In [None]:
import pandas as pd
import numpy as np
import seaborn as sns
import math

### Literal Advanced Analysis
This notebook used the csv file produced by `literal_analysis` notebook. This file contains an aggregation of the global call dataset with one row for each argument (per function) with the most frequent literal and the literal ratio. 

In [None]:
summary_filename = "literalsCompSample_all_summarized.csv"
df = pd.read_csv(summary_filename)

In [None]:
df["literal_ratio"].hist(weights=df["count"], bins=50)

In [None]:
df.columns

Deifnition of a simple score on how predictable is a literal. To avoid bias because of `LIST`, `TUPLE`, ... tokens, we set a score of 0 as soon as one of the most frequent literal is one of those. 

In [None]:
def literal_predict_score(row):
    if row['literal_ratio'] < 0.4:
        return 0
    mfv = str(row['most_freq_values'])
    if 'LIST' in mfv or 'COMPREHENSION' in mfv or 'TUPLE' in mfv or 'DICT' in mfv:
        return 0
    return math.log(row['count'])*row['literal_ratio']*row["most_freq_values_ratio"]/math.sqrt(row["unique_values_count"])

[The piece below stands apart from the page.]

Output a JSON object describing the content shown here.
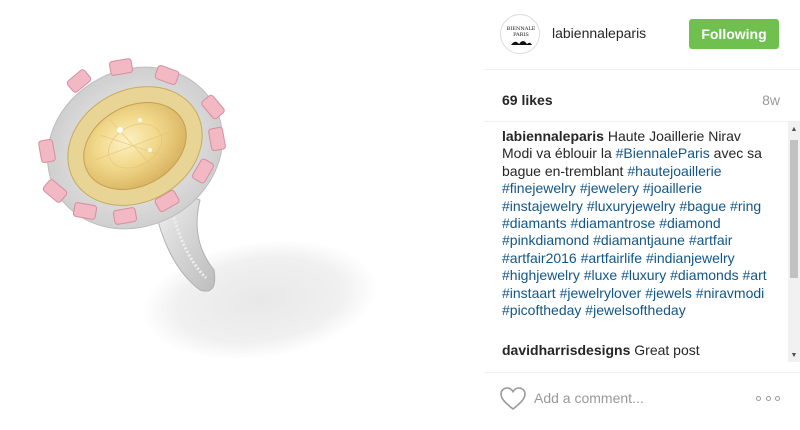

def corrected_most_freq_ratio(row):
    if row['literal_ratio'] < 0.2:
        return -1
    mfv = str(row['most_freq_values'])
    if 'LIST' in mfv or 'COMPREHENSION' in mfv or 'TUPLE' in mfv or 'DICT' in mfv:
        return -1
    if row['literal_count'] < 10:
        return -1
    if np.isnan(row['most_freq_values_ratio']):
        return -1
    return row['most_freq_values_ratio']

df['score'] = df.apply(literal_predict_score, axis=1)
df['corrected_mfvr'] = df.apply(corrected_most_freq_ratio, axis=1)

In [None]:
df.sort_values(by='score', ascending=False)

Let's plot the score along the count of call for these args. We are mostly interested by function with high score and a lot of call. The color gives information on the literal ratio. 

In [None]:
target = df[df['score'] > 0.2]
target.plot.scatter(x="score", y="count", c="literal_ratio",  colormap='viridis', sharex=False )

In [None]:
target["count"].sum()

In [None]:
df['log_count'] = np.log(df['count'])

In [None]:
df.plot(kind='scatter', x='literal_ratio', y='most_freq_values_ratio', c='log_count', colormap='viridis', sharex=False)

In [None]:
valid_most_freq = df[df['corrected_mfvr'] >= 0]

In [None]:
valid_most_freq['corrected_mfvr'].plot(kind='hist', bins=50, title="Most freq. values ratio")

In [None]:
len(valid_most_freq)

In [None]:
valid_most_freq.sample(20)